I have reasons to believe that for any four square matrices $A, B, C, D \in \mathcal{M}_{n}(\mathbb{R})$, and $\lambda \neq 0$, the following is true: \begin{equation} \left.\ \begin{aligned} A^TD-C^TB &=\lambda I_n \\ A^TC &=C^TA\\ B^TD&=D^TB \end{aligned} \right\} \quad \iff \quad \left\{ \begin{aligned} AD^T-BC^T &=\lambda I_n \\ AB^T &=BA^T\\ CD^T&=DC^T \end{aligned} \right.\ \end{equation}
I have tried to tackle a proof or find a counterexample, but I haven't been able to do either. I would appreciate any indications or help. Thank you in advance :)

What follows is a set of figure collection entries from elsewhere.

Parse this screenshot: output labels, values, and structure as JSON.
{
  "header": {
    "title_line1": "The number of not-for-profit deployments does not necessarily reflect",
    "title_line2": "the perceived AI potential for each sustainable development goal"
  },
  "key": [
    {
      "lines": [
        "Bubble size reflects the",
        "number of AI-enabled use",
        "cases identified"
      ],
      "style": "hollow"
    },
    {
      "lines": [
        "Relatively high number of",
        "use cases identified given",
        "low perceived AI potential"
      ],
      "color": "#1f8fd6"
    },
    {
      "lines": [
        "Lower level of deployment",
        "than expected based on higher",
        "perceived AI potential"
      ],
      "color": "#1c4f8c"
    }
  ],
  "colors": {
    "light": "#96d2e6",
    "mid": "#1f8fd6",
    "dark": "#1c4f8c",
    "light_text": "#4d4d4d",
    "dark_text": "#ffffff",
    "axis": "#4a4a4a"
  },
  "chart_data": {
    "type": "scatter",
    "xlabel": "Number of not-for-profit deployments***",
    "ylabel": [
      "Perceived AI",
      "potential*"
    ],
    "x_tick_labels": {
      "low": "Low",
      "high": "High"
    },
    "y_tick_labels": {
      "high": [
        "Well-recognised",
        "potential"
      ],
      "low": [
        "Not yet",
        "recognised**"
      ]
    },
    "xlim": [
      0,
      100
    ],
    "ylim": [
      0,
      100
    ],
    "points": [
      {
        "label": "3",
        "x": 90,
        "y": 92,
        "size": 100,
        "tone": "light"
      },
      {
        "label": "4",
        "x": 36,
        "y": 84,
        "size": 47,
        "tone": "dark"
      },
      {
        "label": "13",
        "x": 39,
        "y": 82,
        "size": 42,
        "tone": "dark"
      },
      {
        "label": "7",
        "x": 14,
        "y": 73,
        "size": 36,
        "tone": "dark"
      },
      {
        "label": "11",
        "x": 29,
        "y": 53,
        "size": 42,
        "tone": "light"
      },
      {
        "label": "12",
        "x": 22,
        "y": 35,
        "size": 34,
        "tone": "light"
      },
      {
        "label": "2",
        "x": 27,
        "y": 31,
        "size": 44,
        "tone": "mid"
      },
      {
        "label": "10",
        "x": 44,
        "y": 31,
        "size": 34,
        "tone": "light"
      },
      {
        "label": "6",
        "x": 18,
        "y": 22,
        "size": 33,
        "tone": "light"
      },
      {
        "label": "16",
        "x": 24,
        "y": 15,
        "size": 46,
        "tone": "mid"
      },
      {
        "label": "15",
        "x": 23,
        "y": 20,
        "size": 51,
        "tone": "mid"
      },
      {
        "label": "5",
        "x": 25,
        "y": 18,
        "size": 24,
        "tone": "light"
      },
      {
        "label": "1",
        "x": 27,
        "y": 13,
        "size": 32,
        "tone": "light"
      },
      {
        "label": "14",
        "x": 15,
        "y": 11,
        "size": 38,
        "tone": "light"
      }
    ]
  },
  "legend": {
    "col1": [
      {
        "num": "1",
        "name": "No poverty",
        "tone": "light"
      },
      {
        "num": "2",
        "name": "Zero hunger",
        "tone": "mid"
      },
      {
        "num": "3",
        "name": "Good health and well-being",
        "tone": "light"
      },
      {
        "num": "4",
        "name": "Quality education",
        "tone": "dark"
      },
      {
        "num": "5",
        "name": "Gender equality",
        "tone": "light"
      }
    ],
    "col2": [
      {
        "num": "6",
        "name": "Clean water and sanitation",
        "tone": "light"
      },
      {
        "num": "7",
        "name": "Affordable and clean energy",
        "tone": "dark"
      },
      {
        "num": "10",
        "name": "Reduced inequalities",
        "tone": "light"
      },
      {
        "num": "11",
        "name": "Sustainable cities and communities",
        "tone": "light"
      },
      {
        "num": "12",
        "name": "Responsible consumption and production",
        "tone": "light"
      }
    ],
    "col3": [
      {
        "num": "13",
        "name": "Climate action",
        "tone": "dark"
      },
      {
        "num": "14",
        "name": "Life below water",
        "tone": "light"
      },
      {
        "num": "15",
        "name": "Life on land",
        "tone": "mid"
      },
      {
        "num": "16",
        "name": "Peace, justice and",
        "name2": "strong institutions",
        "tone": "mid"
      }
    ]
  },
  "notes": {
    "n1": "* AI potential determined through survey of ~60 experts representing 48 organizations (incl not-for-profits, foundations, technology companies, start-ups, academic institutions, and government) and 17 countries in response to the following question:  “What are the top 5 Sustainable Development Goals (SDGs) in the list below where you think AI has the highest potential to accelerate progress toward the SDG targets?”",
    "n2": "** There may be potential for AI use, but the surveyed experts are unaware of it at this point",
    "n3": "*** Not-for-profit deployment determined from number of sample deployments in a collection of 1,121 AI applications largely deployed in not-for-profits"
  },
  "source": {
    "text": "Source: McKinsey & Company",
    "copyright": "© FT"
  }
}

For context, both conditions have appeared when I tried to study whether the following linear transformation: \begin{equation} \left\{ \begin{aligned} Q&=Aq+Bp\\ P&=Cq+Dp \end{aligned} \right.\ \end{equation} where $p,q,Q,P \in \mathbb{R}^n$ are supposed to represent old and new coordinates and momenta, respectively, is canonical in the sense of classical mechanics. Specifically, I obtained the first set of conditions after forcing $\sum_{k}(\lambda p_k dq_k-P_k dQ_k)$ to be an exact differential, while the second one appears if one sets $[Q_i,Q_j]=[P_i,P_j]=0, [Q_i,P_j]=\lambda\delta_{ij}$ for the Poisson brackets of the new coordinates. I have studied that both these conditions characterize a canonical transformation, hence the question.